We have set up a server to convert pptx files to pdf files using LibreOffice (version: 6.0.7.3 ). Libreoffice is started using subprocess.run() command in Python. The external command I use is something like the following1:

soffice --headless --convert-to pdf test.pptx

If the client requests this service concurrently, some of the request will fail with no result. The weird part is that subprocess.run() will not report any errors. It is just that we can not convert pptx to pdf. If the client only request the service one pptx file after another, there is no error in getting the result. It seems that libreoffice can not handle multiple concurrent requests gracefully.

I captured the stdout and stderr from the external command:

subprocess.run(command_list, timeout=5, stdout=subprocess.PIPE, stderr=subprocess.PIPE)

I find that although the command is executed without error (r.check_status() runs without error), r.stdout and r.stderr will be empty when no pdf is generated.

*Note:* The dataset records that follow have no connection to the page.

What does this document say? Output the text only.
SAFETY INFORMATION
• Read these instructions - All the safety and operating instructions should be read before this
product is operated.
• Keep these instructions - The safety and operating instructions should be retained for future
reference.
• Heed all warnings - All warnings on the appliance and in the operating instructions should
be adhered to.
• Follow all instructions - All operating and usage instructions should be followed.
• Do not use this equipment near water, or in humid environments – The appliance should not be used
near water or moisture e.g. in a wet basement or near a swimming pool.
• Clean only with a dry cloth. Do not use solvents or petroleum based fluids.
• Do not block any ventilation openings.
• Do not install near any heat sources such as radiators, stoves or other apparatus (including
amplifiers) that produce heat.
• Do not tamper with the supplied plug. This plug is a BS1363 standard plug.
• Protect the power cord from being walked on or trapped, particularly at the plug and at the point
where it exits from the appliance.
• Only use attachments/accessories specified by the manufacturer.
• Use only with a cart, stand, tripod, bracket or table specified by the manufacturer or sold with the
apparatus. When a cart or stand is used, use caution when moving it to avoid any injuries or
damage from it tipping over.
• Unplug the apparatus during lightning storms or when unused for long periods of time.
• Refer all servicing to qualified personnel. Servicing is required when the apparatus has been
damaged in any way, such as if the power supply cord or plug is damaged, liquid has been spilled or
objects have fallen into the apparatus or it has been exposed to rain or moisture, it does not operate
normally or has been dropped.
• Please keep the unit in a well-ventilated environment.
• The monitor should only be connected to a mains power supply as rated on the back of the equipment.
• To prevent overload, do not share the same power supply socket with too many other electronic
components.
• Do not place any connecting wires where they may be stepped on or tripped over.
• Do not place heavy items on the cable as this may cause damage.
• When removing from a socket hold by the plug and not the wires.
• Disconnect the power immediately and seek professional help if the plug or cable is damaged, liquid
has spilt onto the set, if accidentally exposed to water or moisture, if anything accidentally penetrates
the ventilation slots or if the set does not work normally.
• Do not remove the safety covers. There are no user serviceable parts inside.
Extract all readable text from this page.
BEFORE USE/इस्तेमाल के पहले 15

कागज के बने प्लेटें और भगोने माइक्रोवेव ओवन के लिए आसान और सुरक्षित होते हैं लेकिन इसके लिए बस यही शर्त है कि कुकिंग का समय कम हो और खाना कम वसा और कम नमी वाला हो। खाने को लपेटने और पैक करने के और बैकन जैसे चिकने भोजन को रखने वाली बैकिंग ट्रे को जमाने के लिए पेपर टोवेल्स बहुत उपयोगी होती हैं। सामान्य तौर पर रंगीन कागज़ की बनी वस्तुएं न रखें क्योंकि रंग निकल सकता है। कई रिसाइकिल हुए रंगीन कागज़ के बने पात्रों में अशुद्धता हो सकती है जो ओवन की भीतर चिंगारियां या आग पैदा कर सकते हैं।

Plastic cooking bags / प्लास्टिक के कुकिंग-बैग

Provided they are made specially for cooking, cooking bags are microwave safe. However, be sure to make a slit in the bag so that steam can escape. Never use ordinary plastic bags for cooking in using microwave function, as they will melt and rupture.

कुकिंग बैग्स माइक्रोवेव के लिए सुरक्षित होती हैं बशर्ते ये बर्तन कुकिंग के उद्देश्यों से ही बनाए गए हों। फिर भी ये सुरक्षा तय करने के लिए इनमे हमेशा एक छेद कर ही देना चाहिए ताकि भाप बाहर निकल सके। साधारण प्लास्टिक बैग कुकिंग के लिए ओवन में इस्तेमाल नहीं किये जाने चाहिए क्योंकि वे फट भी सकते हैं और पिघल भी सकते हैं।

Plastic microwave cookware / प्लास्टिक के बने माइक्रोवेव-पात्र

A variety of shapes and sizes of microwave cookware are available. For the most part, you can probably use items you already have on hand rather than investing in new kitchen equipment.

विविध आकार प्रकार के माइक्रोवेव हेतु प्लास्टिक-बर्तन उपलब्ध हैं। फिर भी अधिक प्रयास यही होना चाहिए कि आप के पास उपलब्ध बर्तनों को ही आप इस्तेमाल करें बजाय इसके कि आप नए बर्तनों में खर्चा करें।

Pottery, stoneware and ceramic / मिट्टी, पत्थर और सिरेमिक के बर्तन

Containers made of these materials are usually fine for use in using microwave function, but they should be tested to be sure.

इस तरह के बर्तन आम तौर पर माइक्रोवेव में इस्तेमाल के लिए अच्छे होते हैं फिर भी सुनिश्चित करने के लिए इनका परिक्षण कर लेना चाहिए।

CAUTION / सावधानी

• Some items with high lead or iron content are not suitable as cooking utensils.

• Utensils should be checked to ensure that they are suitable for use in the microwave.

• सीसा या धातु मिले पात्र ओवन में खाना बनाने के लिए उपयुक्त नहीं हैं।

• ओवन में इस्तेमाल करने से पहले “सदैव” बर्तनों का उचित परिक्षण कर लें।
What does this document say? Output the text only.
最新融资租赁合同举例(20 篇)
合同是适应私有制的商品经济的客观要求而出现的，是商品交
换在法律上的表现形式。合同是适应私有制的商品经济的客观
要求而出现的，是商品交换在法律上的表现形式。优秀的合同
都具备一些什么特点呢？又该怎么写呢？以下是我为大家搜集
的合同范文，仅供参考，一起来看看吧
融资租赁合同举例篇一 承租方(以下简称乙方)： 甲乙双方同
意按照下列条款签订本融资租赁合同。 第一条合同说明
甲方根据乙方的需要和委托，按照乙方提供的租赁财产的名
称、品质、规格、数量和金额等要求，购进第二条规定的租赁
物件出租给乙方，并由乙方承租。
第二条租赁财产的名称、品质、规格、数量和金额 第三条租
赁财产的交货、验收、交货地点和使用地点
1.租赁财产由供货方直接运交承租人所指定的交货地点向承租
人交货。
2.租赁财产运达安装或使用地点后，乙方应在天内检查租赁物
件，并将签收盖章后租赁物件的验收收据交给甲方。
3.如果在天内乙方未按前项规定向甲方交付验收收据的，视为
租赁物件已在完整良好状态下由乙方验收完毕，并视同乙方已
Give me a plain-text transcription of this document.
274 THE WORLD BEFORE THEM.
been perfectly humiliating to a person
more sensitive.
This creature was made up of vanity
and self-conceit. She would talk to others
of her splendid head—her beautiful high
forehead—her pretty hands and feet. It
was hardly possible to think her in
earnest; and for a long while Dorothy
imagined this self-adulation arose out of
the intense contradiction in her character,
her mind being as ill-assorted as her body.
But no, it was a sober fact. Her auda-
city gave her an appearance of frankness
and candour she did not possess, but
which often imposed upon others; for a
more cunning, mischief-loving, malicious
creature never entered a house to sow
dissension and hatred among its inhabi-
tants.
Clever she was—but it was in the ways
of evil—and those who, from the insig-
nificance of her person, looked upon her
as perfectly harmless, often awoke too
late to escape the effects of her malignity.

So I add a retry strategy. If the r.stdout is empty, we will try at most three times to re-run the subprocess command. This reduces the failure numbers for concurrent requests, but there are still quite a lot of failures.

Since one instance of libreoffice is limited in its concurrent handling of requests, why not deploy multiple instances of libreoffice? So we isolate the relevant code to generate from pptx to pdf as a separate service and deploy it in multiple docker containers. When new requests comes, it will be distributed evenly to different instances of this services. To handle more concurrent requests, we just need to deploy more docker containers. After this step, the failure rates drops to negligible count.

It seems that there is another way to solve this issue by spawning multiple LibreOffice instances in the same server, as documented here.

Refs


  1. there are more discussions on how to convert pptx to pdf here. ↩︎